Work with dependent events when drawing cards without replacement.
Adjust the second probability because the deck changes.
This question requires higher-tier GCSE Maths reasoning because it involves dependent events. When cards are drawn from a deck without replacement, the outcome of the first draw affects the probability of the second. After one card is removed, the deck no longer contains 52 cards, and one black card may already be missing. This change in the sample space makes the probability dynamic rather than fixed.
A standard 52-card deck has two black suits: clubs and spades. Each suit contains 13 cards, giving a total of 26 black cards. This initial count is essential for the first draw. However, after the first card is drawn and not replaced, the number of cards remaining changes to 51. If the first card was black, the remaining number of black cards becomes 25. These two steps form the basis for dependent probability calculations.
Two events are dependent when the outcome of one affects the probability of the other. Removing a black card on the first draw reduces both the total number of cards and the number of black cards available. This is different from independent events, such as rolling a die and flipping a coin, where one outcome does not influence the other.

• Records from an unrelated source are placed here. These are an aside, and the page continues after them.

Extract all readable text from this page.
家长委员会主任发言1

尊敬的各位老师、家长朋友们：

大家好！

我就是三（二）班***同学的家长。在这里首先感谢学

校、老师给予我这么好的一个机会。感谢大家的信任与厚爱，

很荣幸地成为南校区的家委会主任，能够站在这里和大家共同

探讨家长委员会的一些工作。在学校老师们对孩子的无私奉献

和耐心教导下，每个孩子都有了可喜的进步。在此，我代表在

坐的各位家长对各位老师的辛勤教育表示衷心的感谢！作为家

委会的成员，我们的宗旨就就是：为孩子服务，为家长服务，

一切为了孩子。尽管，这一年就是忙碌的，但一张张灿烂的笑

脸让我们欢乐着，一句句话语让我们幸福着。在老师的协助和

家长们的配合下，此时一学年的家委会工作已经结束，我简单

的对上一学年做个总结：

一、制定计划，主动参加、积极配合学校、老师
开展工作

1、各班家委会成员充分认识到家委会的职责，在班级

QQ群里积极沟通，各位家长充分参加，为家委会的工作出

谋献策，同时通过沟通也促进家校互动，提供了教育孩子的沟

Recognising dependence is essential when handling sequential event problems.
A deck has 26 red cards. The probability of drawing a red card first is 26/52. After removing that card, 25 red cards remain out of 51 cards total. The probability of drawing a second red card is 25/51. Multiplying these probabilities gives the combined probability. This example mirrors the structure of black-card problems and helps reinforce the method.
There are 4 Kings in the deck. First draw: 4/52. After drawing a King, only 3 remain in a 51-card deck. Second draw: 3/51. Multiply for the combined probability. This example shows how probabilities dramatically change when dealing with smaller subsets of cards.
First draw: black → 26/52. After drawing black, red cards remain at 26 out of 51 total cards. Second draw: red → 26/51. Multiply for the combined probability. This demonstrates mixing event types within dependent scenarios.
Dependent-event reasoning appears in quality control (items removed from batches), medical testing (sampling without replacement), card games, probability modelling and simulations. These real-world situations rely on understanding how earlier events affect later ones. This reinforces why the GCSE curriculum introduces dependent probability: it reflects how real systems behave.
Q: Why multiply the probabilities?
Because we are finding the probability of both events happening in sequence.
Q: What would change if the cards were replaced?
Both draws would be independent and the deck would reset to 52 cards each time.
Q: Does the order matter?
Yes. Without replacement, the second event always depends on what happened first.
Whenever you see the phrase “without replacement,” immediately adjust the total number of outcomes for the second event. Then multiply the probabilities to find the combined event. This strategy prevents most errors in dependent-event questions.